First Minister Arlene Foster.First Minister Arlene Foster.
First Minister Arlene Foster.

Arlene Foster, Baroness Kate Hoey and Ben Habib: The NI Protocol offends the Belfast Agreement and the people of Northern Ireland

In a 20-second statement in the Commons two days ago, the Prime Minister revealed a complete lack of understanding of both the Belfast Agreement and the Northern Irish Protocol.

He declared that the EU’s attempt to invoke Article 16 of the Protocol breached the spirit and letter of the Belfast Agreement by seeking to put a border on the island of Ireland. He was totally wrong.

The Belfast Agreement does not prohibit a border on the island. Indeed it makes repeated references to it. All that the Belfast Agreement requires is a removal of security installations and a reduction in armed forces to a level compatible with a peaceful society.

The false notion that a customs border on the island of Ireland would breach the Belfast Agreement is one put about during Brexit negotiations by the EU, Ireland and factions of remain in the UK, including members of our then government in order to frustrate, undermine and damage the British position in those negotiations. They succeeded.

No, the real breach of the Belfast Agreement is by the very existence of the Protocol. On page 3 of the Agreement under Constitutional Issues it states:

“….the present wish of a majority of the people of Northern Ireland, freely exercised and legitimate, is to maintain the Union and, accordingly, that Northern Ireland’s status as part of the United Kingdom reflects and relies upon that wish; and that it would be wrong to make any change in the status of Northern Ireland save with the consent of a majority of its people…”

The Protocol, which puts a border down the Irish Sea, leaves Northern Ireland in the EU’s customs union, subject to swathes of EU law and the supreme court of the European Union, is an offense to the Belfast Agreement and the people of Northern Ireland.

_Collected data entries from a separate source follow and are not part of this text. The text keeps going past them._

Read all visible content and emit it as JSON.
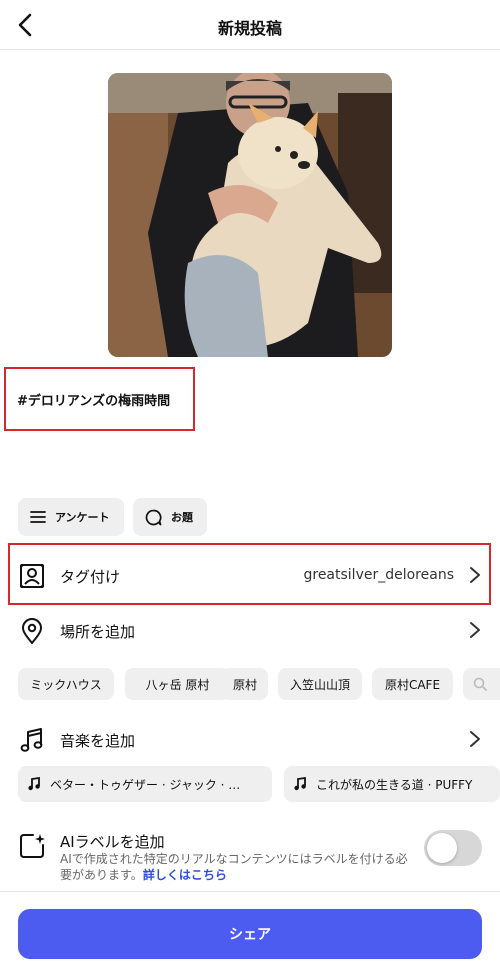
{
  "header": {
    "title": "新規投稿"
  },
  "post": {
    "caption": "#デロリアンズの梅雨時間"
  },
  "chips": {
    "survey": "アンケート",
    "topic": "お題"
  },
  "tag": {
    "label": "タグ付け",
    "value": "greatsilver_deloreans"
  },
  "location": {
    "label": "場所を追加",
    "suggestions": [
      "ミックハウス",
      "八ヶ岳 原村",
      "原村",
      "入笠山山頂",
      "原村CAFE"
    ]
  },
  "music": {
    "label": "音楽を追加",
    "suggestions": [
      "ベター・トゥゲザー · ジャック · …",
      "これが私の生きる道 · PUFFY"
    ]
  },
  "ai_label": {
    "title": "AIラベルを追加",
    "description": "AIで作成された特定のリアルなコンテンツにはラベルを付ける必要があります。",
    "link": "詳しくはこちら",
    "enabled": false
  },
  "share_button": "シェア",
  "colors": {
    "accent": "#4d5cf0",
    "highlight": "#d8252e",
    "link": "#2c4fd8"
  }
}
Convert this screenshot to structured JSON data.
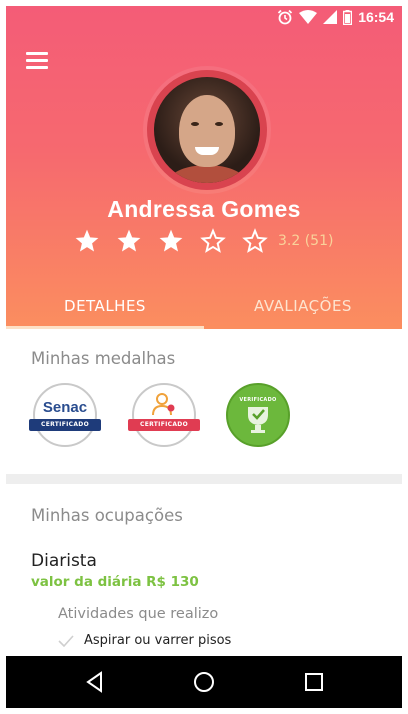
{
  "status_bar": {
    "time": "16:54",
    "icons": [
      "alarm-icon",
      "wifi-icon",
      "signal-icon",
      "battery-icon"
    ]
  },
  "header": {
    "menu_icon": "hamburger-menu-icon"
  },
  "profile": {
    "name": "Andressa Gomes",
    "rating_value": 3.2,
    "rating_max": 5,
    "rating_text": "3.2 (51)"
  },
  "tabs": [
    {
      "label": "DETALHES",
      "selected": true
    },
    {
      "label": "AVALIAÇÕES",
      "selected": false
    }
  ],
  "medals": {
    "title": "Minhas medalhas",
    "items": [
      {
        "name": "senac",
        "logo": "Senac",
        "ribbon": "CERTIFICADO"
      },
      {
        "name": "certificado",
        "ribbon": "CERTIFICADO"
      },
      {
        "name": "verificado",
        "label": "VERIFICADO"
      }
    ]
  },
  "occupations": {
    "title": "Minhas ocupações",
    "job": "Diarista",
    "price": "valor da diária R$ 130",
    "activities_title": "Atividades que realizo",
    "activities": [
      "Aspirar ou varrer pisos"
    ]
  },
  "colors": {
    "header_top": "#f45c77",
    "header_bottom": "#fb8e5f",
    "accent_green": "#7dc242",
    "rating_text": "#f9d29a"
  },
  "navbar": {
    "icons": [
      "back-icon",
      "home-icon",
      "recents-icon"
    ]
  }
}
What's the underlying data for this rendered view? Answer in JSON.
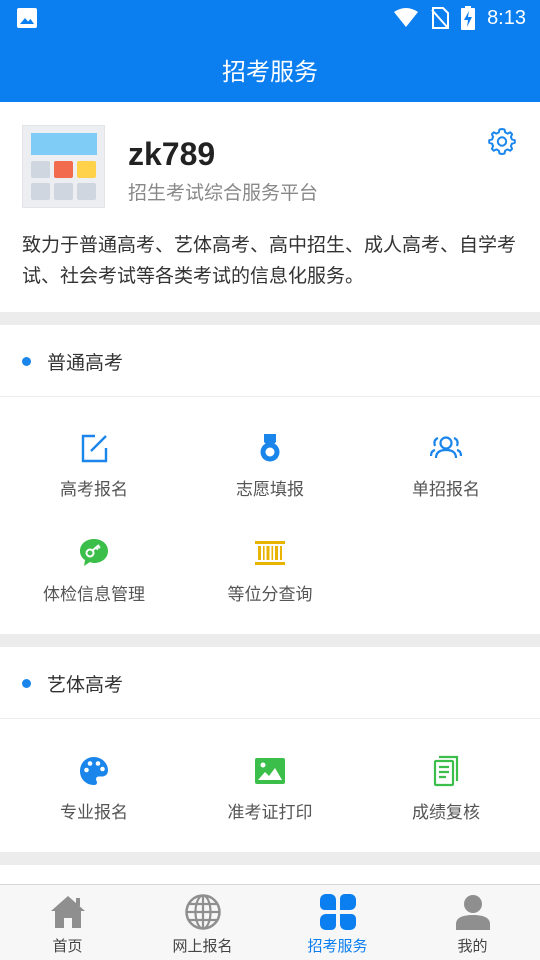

When the Prime Minister declared in the Telegraph on 12 September that the Internal Market Bill was vital legislation to put right the offending aspects of the Protocol, it seemed he did understand it. But that legislation fell by the wayside without explanation.

The Joint Committee of the EU and UK charged with interpreting and implementing the Protocol has done nothing to make it compliant with the Belfast Agreement. It would not be possible to do so. Every aspect of the Protocol offends the Agreement.

The British government’s answer to the EU was Michael Gove’s letter to Maros Sefcovic, vice-President of the European Commission, of 3 February. His letter, which asks for the continuation of certain export derogations, entirely fails to appreciate the depth of the problems associated with the Protocol.

The answer to the Protocol lies in the Protocol itself; the very provision which the EU illegally sought to invoke on 29 January and to which the Prime Minister referred when revealing his ignorance. It is Article 16.

This article enables the UK unilaterally to take safeguard measures to restrict the Protocol if it should cause “serious economic, societal or environmental difficulties”. The Protocol is an affront to Northern Ireland. Its existence undermines the Belfast Agreement. The new Irish Sea border created by it has caused material difficulties for the people of Northern Ireland. The constitutional implications and ill effects of being subject to EU laws and courts is self-evident. Faced with these facts the only correct course of action for our government is to invoke Article 16 and use it to suspend the Protocol – permanently.

The Prime Minister must now assert British Parliamentary sovereignty and move to protect the people of Northern Ireland, their status as equal British citizens in the union of the United Kingdom.